The MetaStore project team have had a paper accepted at the XTech 2006 conference in Amsterdam.
XTech (formerly XML Europe) is all about XML technologies; topics include Semantic Web and RDF, Tagging, Annotation, Mashups, Web Services - all the new fangled "Web 2.0" stuff...
It is apparently "the premier European conference for developers, information designers and managers working with web and standards-based technologies." (yikes!) The keynote speakers are from Amazon and Yahoo. (double yikes!).
This is the abstract:
The aim of the Ingenta MetaStore project is to build a flexible and scalable repository for the storage of bibliographic metadata spanning 17 million articles and 20,000 publications.
The repository replaces several existing data stores and will act as a focal point for integration of a number of existing applications and future projects. Scalability, replication and robustness were important considerations in the repository design.
After introducing the benefits of using RDF as the data model for this repository, the paper will focus on the practical challenges involved in creating and managing a very large triple store.
The repository currently contains over 200 million triples from a range of vocabularies including FOAF, Dublin Core and PRISM.

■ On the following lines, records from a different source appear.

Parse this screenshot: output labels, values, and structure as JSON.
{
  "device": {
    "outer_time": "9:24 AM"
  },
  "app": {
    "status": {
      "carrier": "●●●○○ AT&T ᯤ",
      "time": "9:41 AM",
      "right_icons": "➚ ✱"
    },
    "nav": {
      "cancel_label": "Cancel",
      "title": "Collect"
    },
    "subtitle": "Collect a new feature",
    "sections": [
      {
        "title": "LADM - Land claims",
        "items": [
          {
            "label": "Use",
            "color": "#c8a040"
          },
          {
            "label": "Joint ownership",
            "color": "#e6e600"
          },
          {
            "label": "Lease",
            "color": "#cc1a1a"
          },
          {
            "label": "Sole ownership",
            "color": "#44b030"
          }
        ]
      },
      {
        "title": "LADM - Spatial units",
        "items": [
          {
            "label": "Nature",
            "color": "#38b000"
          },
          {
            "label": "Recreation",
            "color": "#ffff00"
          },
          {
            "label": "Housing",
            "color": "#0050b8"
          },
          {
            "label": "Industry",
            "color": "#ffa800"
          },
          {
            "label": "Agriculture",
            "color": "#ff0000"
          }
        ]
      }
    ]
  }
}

The challenges faced range from schema design, data loading, SPARQL query performance. Load testing of the repository provided some insights into the tuning of SPARQL queries.
The paper will introduce the solutions developed to meet these challenges with the goal of helping others seeking to deploy a large triple store in a production environment. The paper will also suggest some avenues for further research and development.
Now we just need to write and deliver a presentation... eep! In case it all goes horribly wrong, I'm now recruiting for a volunteer member of the audience to faint at my signal...